メキシコ製パン大手ビンボ、ロシアでの販売と新規投資を停止、ウクライナ危機はインフレと財政に悪影響

(メキシコ、ロシア、ウクライナ)

メキシコ発

2022年03月16日

世界33カ国206の生産拠点、300万の販売拠点、100を超えるブランドで1万3,000品目の製品を販売するメキシコの製パン大手ビンボ・グループは3月14日、現在の国際情勢と自社の価値観に伴い、ロシアでの販売、新規投資、広告活動を停止すると発表した(3月14日付同社プレスリリース外部サイトへ、新しいウィンドウで開きます)。ビンボはロシアの首都モスクワに製パン工場を有し、362人を雇用しているが、ロシアでの販売がグローバル収入に占める割合の0.5%にすぎず、経営への影響は小さい(3月15日付現地紙「レフォルマ」)。ウクライナでは2月24日から150人を雇用するドニプロ工場が操業停止に追い込まれている。(3月15日付現地紙「レフォルマ」)

ビンボ以外で同地域での操業を停止したメキシコ企業は、有力財閥アルファ・グループ傘下の自動車部品製造ネマック(同社3月4日付プレスリリースPDFファイル(外部サイトへ、新しいウィンドウで開きます))。同プレスリリースによると、ネマックにとってもロシアのオペレーションがグローバル収入に占める割合は1%程度で、大きな影響はないとしている。

インフレ高進と財政への悪影響がウクライナ危機による懸念材料

メキシコとロシア、ウクライナとの間の経済関係は他国と比して強くない。メキシコの2021年の輸出総額に占めるロシアの割合は0.1%、ウクライナは0.01%、輸入総額に占めるロシアの比率は0.4%、ウクライナは0.1%にすぎない。ただし、尿素を中心とする肥料は両国からの輸入依存度が高い。2021年のメキシコの尿素輸入に占めるロシア産のシェアは数量ベースで34.6%(約49万トン)を占め、ウクライナ産も2.0%(約3万トン)。HS31類の肥料全体でみても、ロシア産が32.5%(約98万トン)で最大の輸入相手国だ。同地域産肥料の輸入減少により、肥料の流通価格が上昇し、農作物の生産コストを上昇させ、高止まりしているメキシコのインフレ率にさらなる上昇圧力を生み出すことが懸念される。メキシコ13州に肥料を供給する輸入業者のアバステセドーラ・アグリセンターによると、尿素の販売価格は2月平均の1トン当たり800ドルから3月上旬には1,000ドルまで上昇している(3月15日付現地紙「レフォルマ」)。

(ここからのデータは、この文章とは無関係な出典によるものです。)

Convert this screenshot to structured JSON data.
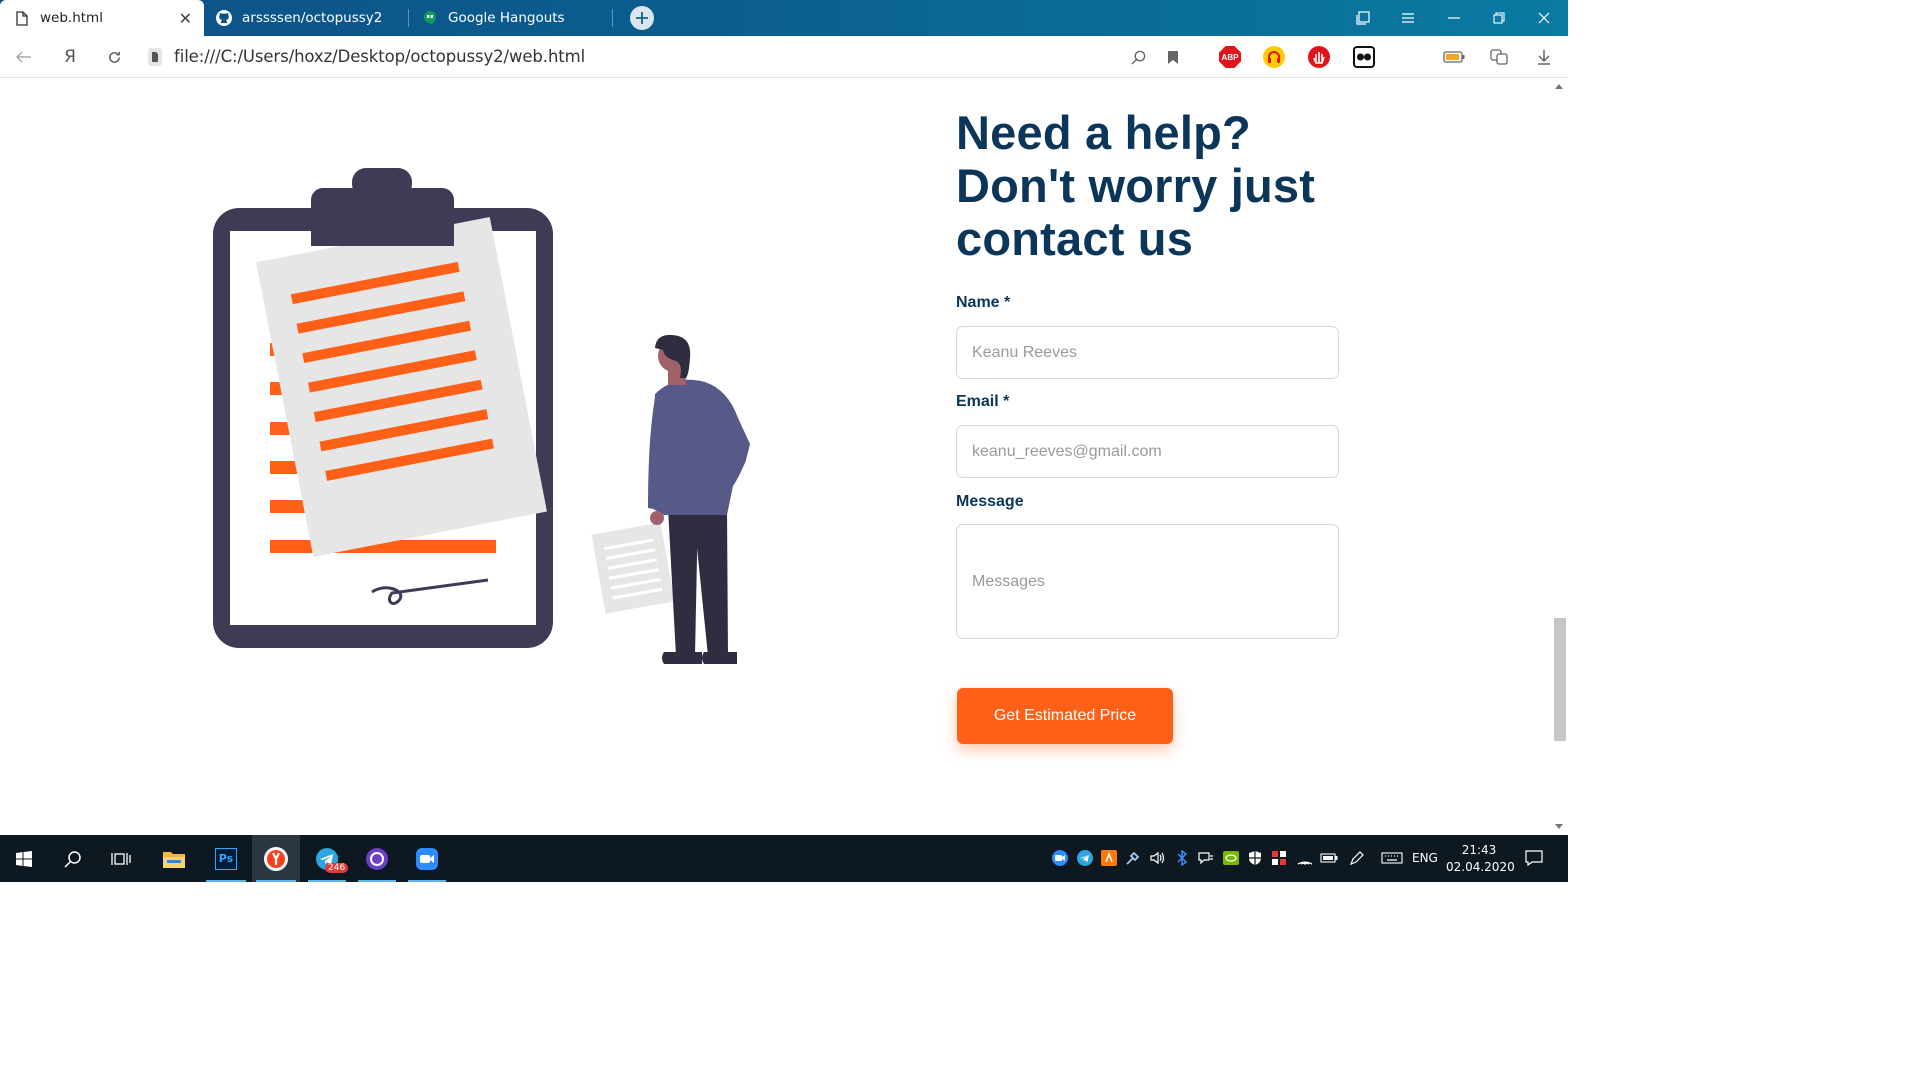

メキシコの消費者物価上昇率は2月末時点で年率(前年同月比)7.28%と高止まりし、国際的な需給ギャップが影響してコアインフレ(注)も6.59%と上昇を続けている。非コアに分類される農畜産物のインフレも年率16.17%と高止まりしている。エネルギー・公共料金は同4.48%と、12月以降は減少傾向にあったが、3月は原油価格高騰が影響し、再び上昇するのが確実視されている(添付資料図参照)。中央銀行は政策金利を6回連続で引き上げてきているが、今後もインフレのコントロールに苦慮する見通しだ。

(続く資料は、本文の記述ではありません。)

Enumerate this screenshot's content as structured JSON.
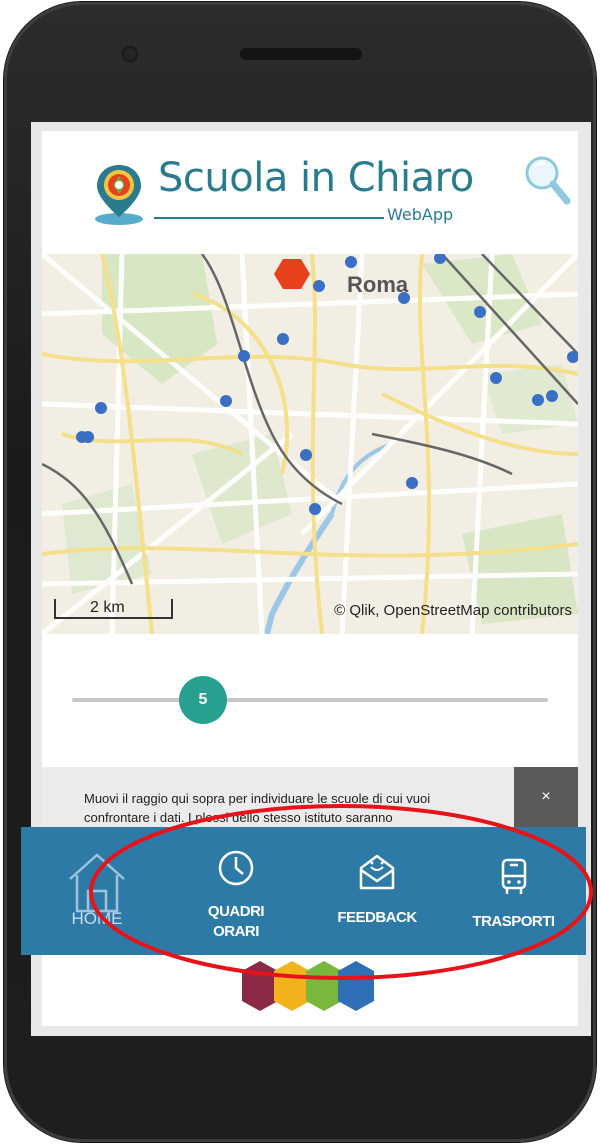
{
  "app": {
    "title": "Scuola in Chiaro",
    "subtitle": "WebApp"
  },
  "map": {
    "city_label": "Roma",
    "scale_label": "2 km",
    "attribution": "© Qlik, OpenStreetMap contributors"
  },
  "slider": {
    "value": "5"
  },
  "notice": {
    "text": "Muovi il raggio qui sopra per individuare le scuole di cui vuoi confrontare i dati. I plessi dello stesso istituto saranno",
    "close_label": "×"
  },
  "nav": {
    "home": "HOME",
    "quadri_line1": "QUADRI",
    "quadri_line2": "ORARI",
    "feedback": "FEEDBACK",
    "trasporti": "TRASPORTI"
  },
  "colors": {
    "brand": "#2b7b8f",
    "navbar": "#2e7aa6",
    "slider_thumb": "#27a08f",
    "school_marker": "#3a6fc4",
    "selected_marker": "#e8401c",
    "annotation": "#e6131b"
  },
  "icons": [
    "search-icon",
    "map-pin-icon",
    "home-icon",
    "clock-icon",
    "feedback-envelope-icon",
    "bus-icon"
  ]
}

さらに懸念されるのが、財政への影響だ。政府はガソリン、ディーゼルの販売価格を抑えるため、燃料販売における生産サービス特別税(IEPS)の課税を原油価格の上昇に応じて減額あるいは免除している。昨今の原油価格上昇は、メキシコの当初予算案では盛り込まれていなかったため、2022年のIEPSの税収減は確実だ。2022年の経済成長率として政府は4.1%を見込むが、3月3日に中銀が発表した民間シンクタンクの見通し平均値は2.04%で、経済成長減速による所得税や付加価値税の減収も見込まれるため、税収の確保に向けた課題は大きい。

(注)天候などにより価格変動が大きい農産品やエネルギー価格、政府の方針で決定される公共料金を除いた価格の指数。